I'm not sure why Yale's Intercultural Affairs Committee felt compelled to send an email reminding people to be sensitive in the first place. They note that in the past some students have worn insensitive costumes. Well, welcome to the real world. There will always be insensitive people. That's why it's best that students iron this out for themselves, because this is where the real education here lies, in conflict resolution and learning how to make themselves and their concerns heard with each other--through their student body organizations, editorials in the student paper, or in real-time as the situation arises, contentious though it may be. The school should only intervene if there is an incident that got violent or otherwise destructive and counterproductive.
Our over-structured, and overly-intrusive society can only accommodate so much sensitivity; that is what so many of those who seek to pontificate on this issue don't seem to understand.
Sooner or later, the thought-control apparatus will break down under the weight of its own inertia; common sense will set the new standards, as it always has. Why does any institution need an "Intercultural Affairs Committee" to begin with, save to placate those who dream of sitting in judgment on everybody else?
Last edited by 2nd trick op; 11-09-2015 at 09:34 AM..
OP did not post the response whiched fired up those students.
here it is:
Christakis drew on her experiences as a child development specialist to question whether a university should dictate what students should and shouldn’t wear on Halloween:
"I don’t wish to trivialize genuine concerns about cultural and personal representation, and other challenges to our lived experience in a plural community. I know that many decent people have proposed guidelines on Halloween costumes from a spirit of avoiding hurt and offense. I laud those goals, in theory, as most of us do. But in practice, I wonder if we should reflect more transparently, as a community, on the consequences of an institutional (which is to say: bureaucratic and administrative) exercise of implied control over college students."
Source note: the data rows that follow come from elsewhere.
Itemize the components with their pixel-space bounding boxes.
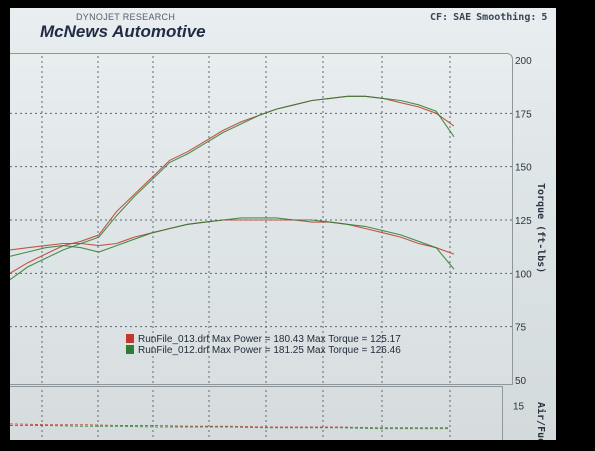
- y-tick-200: 200: [515, 56, 532, 67]
- y-tick-150: 150: [515, 163, 532, 174]
- legend-entry-0: RunFile_013.drf Max Power = 180.43 Max T…: [138, 334, 401, 345]
- legend-entry-1: RunFile_012.drf Max Power = 181.25 Max T…: [138, 345, 401, 356]
- airfuel-plot: 1015: [10, 390, 525, 440]
- legend-swatch-0: [126, 334, 134, 343]
- y-tick-50: 50: [515, 376, 527, 387]
- sub-y-tick-15: 15: [513, 401, 525, 412]
- y-tick-175: 175: [515, 109, 532, 120]
- y-tick-100: 100: [515, 269, 532, 280]
- legend-swatch-1: [126, 345, 134, 354]
- y-tick-75: 75: [515, 323, 527, 334]
- dyno-printout: DYNOJET RESEARCH McNews Automotive CF: S…: [10, 8, 556, 440]
- y-axis-title: Torque (ft-lbs): [535, 183, 546, 273]
- dyno-chart-svg: 50 75 100 125 150 175 200 1015 Torque (ft-lbs)…: [10, 56, 547, 440]
- y-tick-125: 125: [515, 216, 532, 227]
- series-lines: [10, 95, 455, 281]
- legend: RunFile_013.drf Max Power = 180.43 Max T…: [126, 334, 401, 356]
- series-torque-0: [10, 219, 455, 255]
- airfuel-axis-title: Air/Fuel: [535, 402, 547, 440]
- series-power-1: [10, 95, 455, 281]
- y-tick-labels: 50 75 100 125 150 175 200: [515, 56, 532, 387]
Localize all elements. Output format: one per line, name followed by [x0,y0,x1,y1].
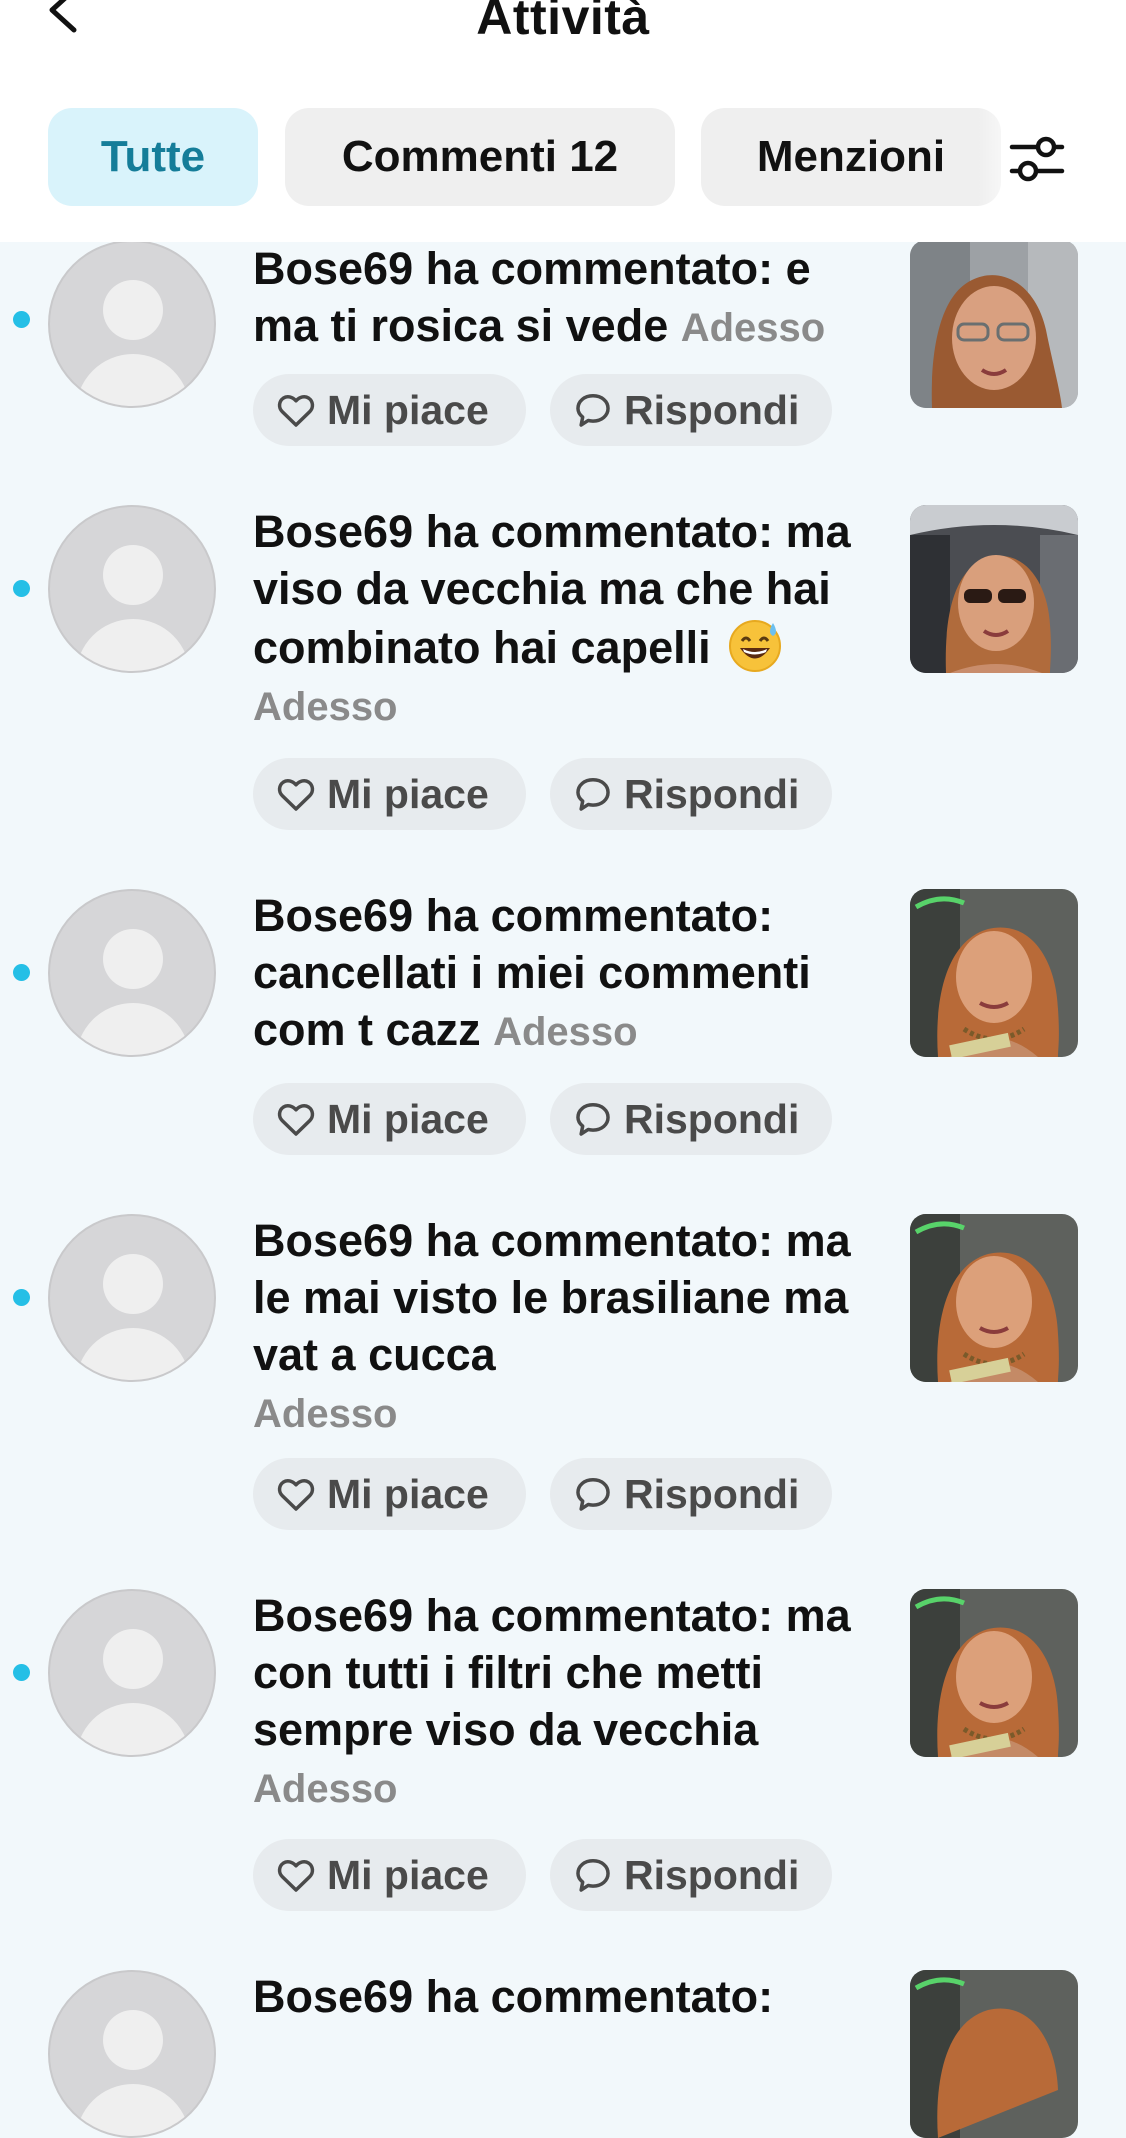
comment-actions: Mi piace Rispondi [253,1839,853,1911]
post-thumbnail[interactable] [910,1970,1078,2138]
unread-dot [13,1289,30,1306]
sliders-icon[interactable] [1008,130,1066,188]
heart-icon [277,1479,315,1511]
reply-label: Rispondi [624,386,800,433]
heart-icon [277,1860,315,1892]
grinning-sweat-emoji-icon [729,620,782,672]
post-thumbnail[interactable] [910,1214,1078,1382]
timestamp: Adesso [493,1010,638,1054]
comment-text: Bose69 ha commentato: cancellati i miei … [253,887,883,1061]
reply-button[interactable]: Rispondi [550,1083,832,1155]
like-label: Mi piace [327,1095,489,1142]
post-thumbnail[interactable] [910,240,1078,408]
reply-label: Rispondi [624,1095,800,1142]
unread-dot [13,964,30,981]
unread-dot [13,311,30,328]
speech-bubble-icon [576,778,610,811]
reply-label: Rispondi [624,1851,800,1898]
comment-text: Bose69 ha commentato: ma con tutti i fil… [253,1587,883,1818]
avatar[interactable] [48,889,216,1057]
app-header: Attività Tutte Commenti 12 Menzioni [0,0,1126,242]
like-button[interactable]: Mi piace [253,758,526,830]
like-label: Mi piace [327,770,489,817]
comment-body: Bose69 ha commentato: ma le mai visto le… [253,1215,851,1380]
tab-label: Menzioni [756,132,946,181]
speech-bubble-icon [576,1859,610,1892]
like-label: Mi piace [327,1851,489,1898]
timestamp: Adesso [253,1392,398,1436]
like-button[interactable]: Mi piace [253,1839,526,1911]
post-thumbnail[interactable] [910,889,1078,1057]
avatar[interactable] [48,240,216,408]
comment-text: Bose69 ha commentato: [253,1968,883,2025]
avatar[interactable] [48,1589,216,1757]
comment-body: Bose69 ha commentato: [253,1971,774,2022]
avatar[interactable] [48,505,216,673]
tab-label: Commenti 12 [341,132,619,181]
reply-label: Rispondi [624,770,800,817]
reply-button[interactable]: Rispondi [550,1839,832,1911]
like-button[interactable]: Mi piace [253,1458,526,1530]
timestamp: Adesso [680,306,826,350]
post-thumbnail[interactable] [910,1589,1078,1757]
reply-button[interactable]: Rispondi [550,1458,832,1530]
comment-actions: Mi piace Rispondi [253,758,853,830]
comment-actions: Mi piace Rispondi [253,374,853,446]
tab-commenti[interactable]: Commenti 12 [285,108,675,206]
heart-icon [277,1104,315,1136]
speech-bubble-icon [576,1478,610,1511]
speech-bubble-icon [576,394,610,427]
heart-icon [277,395,315,427]
tab-label: Tutte [100,132,206,181]
tab-bar: Tutte Commenti 12 Menzioni [48,108,1078,206]
reply-label: Rispondi [624,1470,800,1517]
comment-text: Bose69 ha commentato: e ma ti rosica si … [253,240,883,357]
like-label: Mi piace [327,1470,489,1517]
timestamp: Adesso [253,685,398,729]
reply-button[interactable]: Rispondi [550,374,832,446]
unread-dot [13,1664,30,1681]
avatar[interactable] [48,1970,216,2138]
avatar[interactable] [48,1214,216,1382]
comment-actions: Mi piace Rispondi [253,1083,853,1155]
tab-menzioni[interactable]: Menzioni [701,108,1001,206]
comment-actions: Mi piace Rispondi [253,1458,853,1530]
unread-dot [13,580,30,597]
speech-bubble-icon [576,1103,610,1136]
page-title: Attività [476,0,650,45]
comment-text: Bose69 ha commentato: ma viso da vecchia… [253,503,883,736]
like-button[interactable]: Mi piace [253,1083,526,1155]
timestamp: Adesso [253,1767,398,1811]
tab-tutte[interactable]: Tutte [48,108,258,206]
like-button[interactable]: Mi piace [253,374,526,446]
like-label: Mi piace [327,386,489,433]
post-thumbnail[interactable] [910,505,1078,673]
heart-icon [277,779,315,811]
comment-text: Bose69 ha commentato: ma le mai visto le… [253,1212,883,1443]
comment-body: Bose69 ha commentato: ma con tutti i fil… [253,1590,851,1755]
reply-button[interactable]: Rispondi [550,758,832,830]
In addition to expressing concerns about how policing students’ costumes can limit the exercise of imagination, free speech, and free expression, Christakis asked:
"Is there no room anymore for a child or young person to be a little bit obnoxious… a little bit inappropriate or provocative or, yes, offensive? American universities were once a safe space not only for maturation but also for a certain regressive, or even transgressive, experience; increasingly, it seems, they have become places of censure and prohibition."
I was expecting an authoritative type F-off or Grow Up response from her in the email but instead she wrote them a gentle puff-ball type response[like consoling a child] and they got all fired up.
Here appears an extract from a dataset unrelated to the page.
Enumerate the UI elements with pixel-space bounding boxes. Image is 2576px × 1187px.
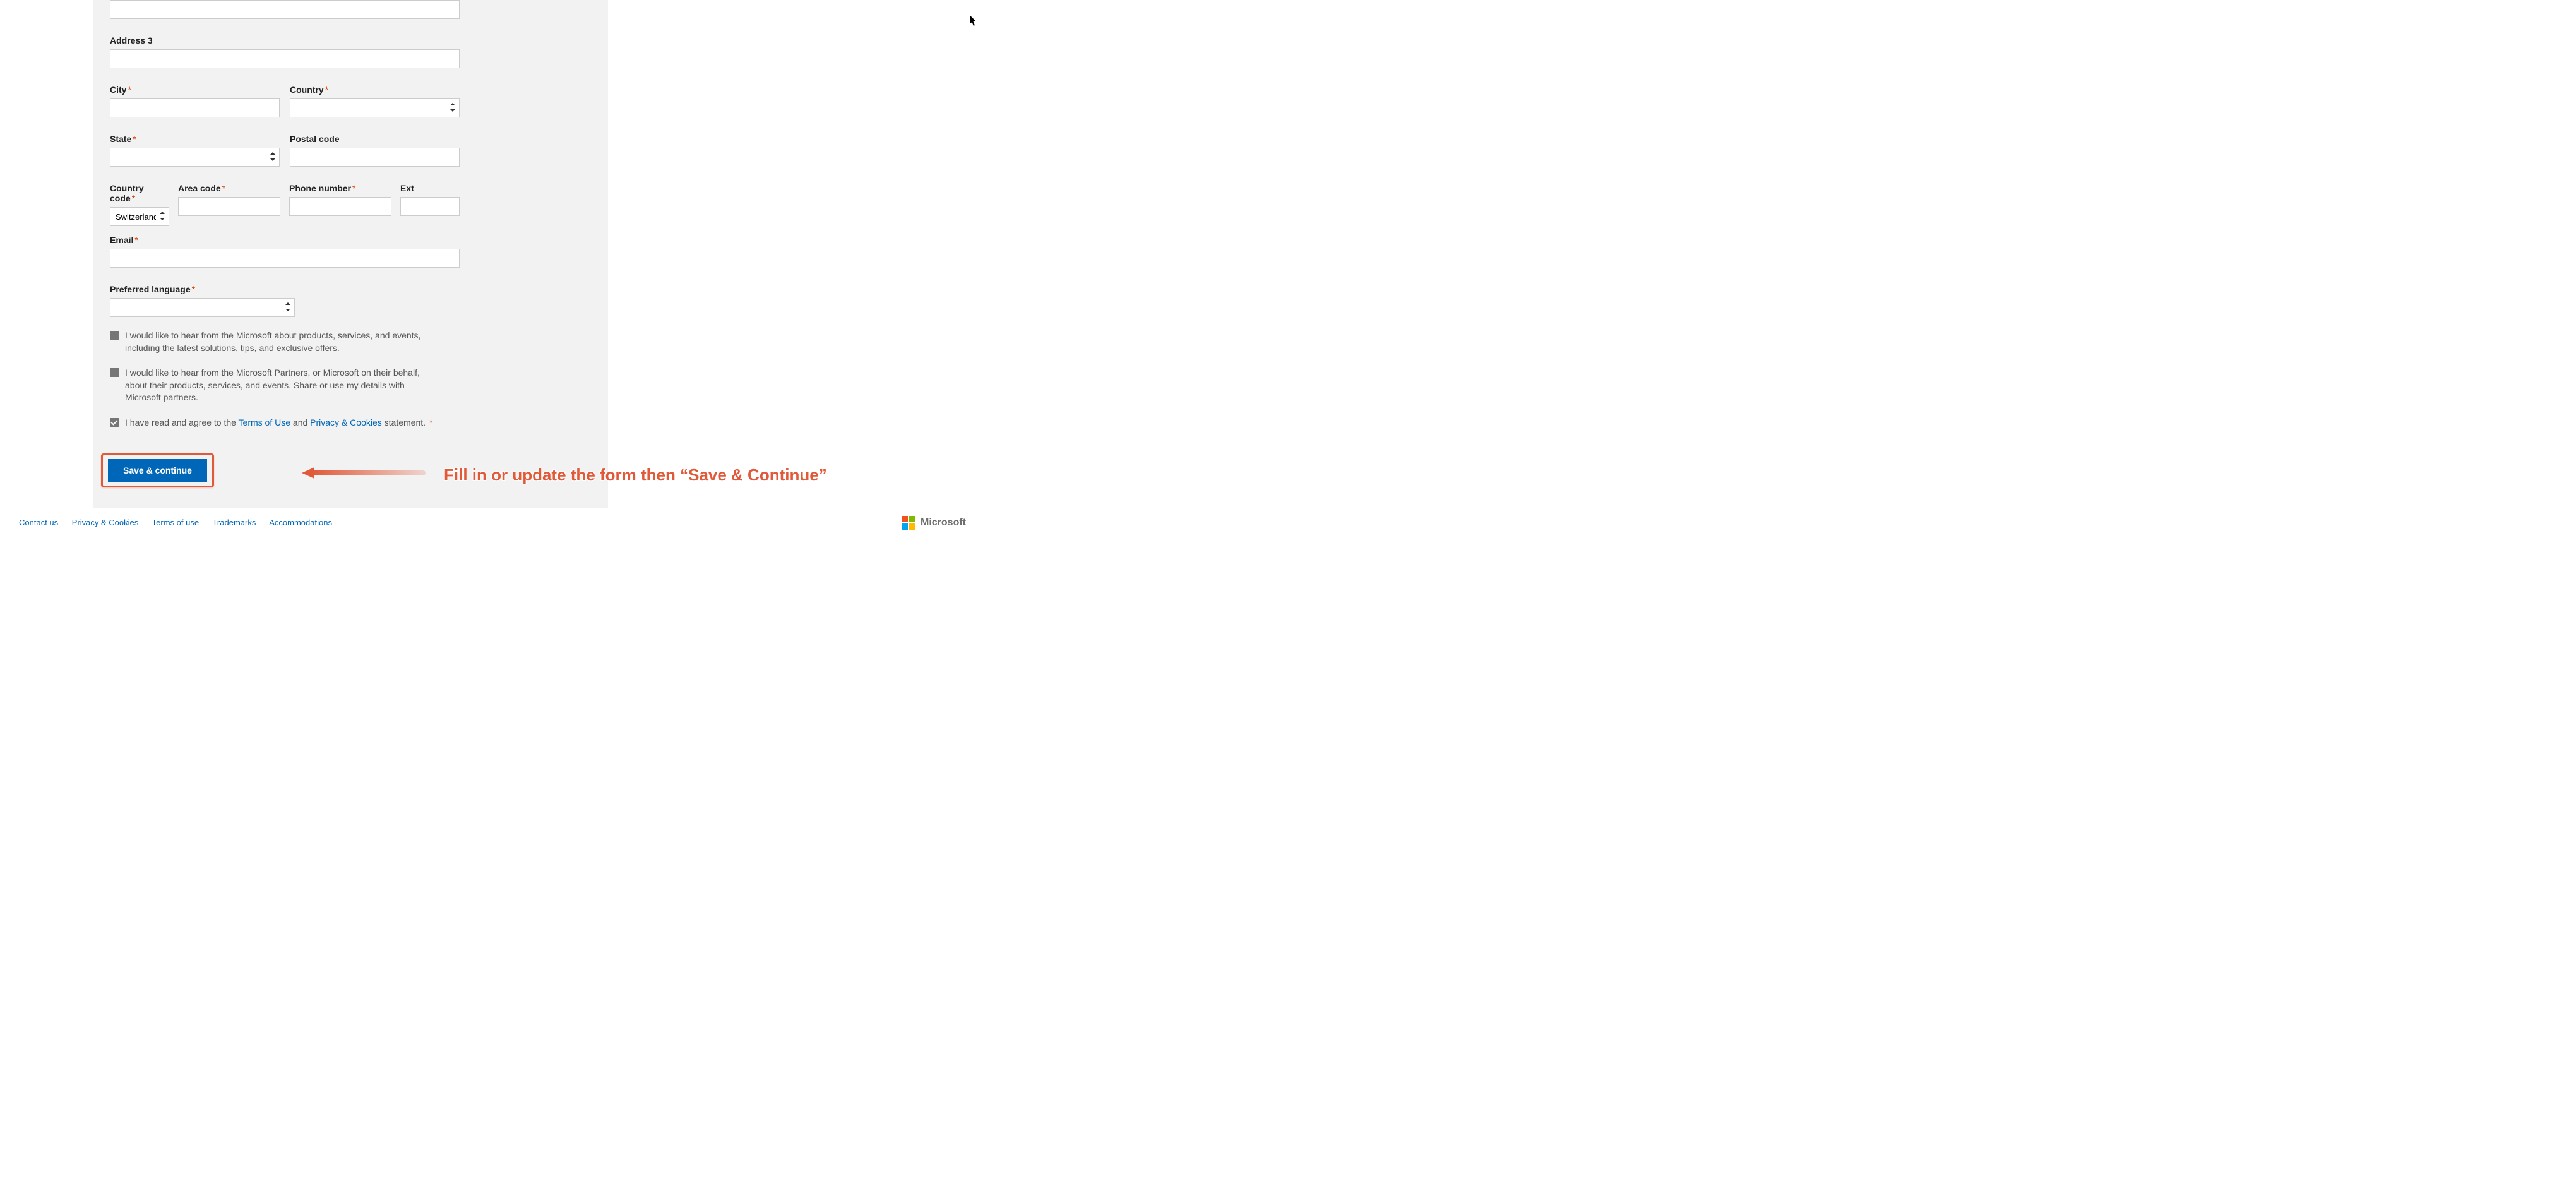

Hopefully these students shape up quickly once they graduate and secure employment.
Perhaps I am being naive, but I agree with her. Essentially any costume can offend someone. Girls dressing up in scantily clad outfits would easily offend the deeply religious as well as many women that believe all that does is perpetuate the belief that women are objects.
There are very few halloween costumes that would be offensive to literally no one. That is what I took away from that email. Not, blackface and dressing up as if you are a racist should be seen as "a child or young person being obnoxious or provocative". How many costumes of priests with little boy dolls popped up everywhere several years ago?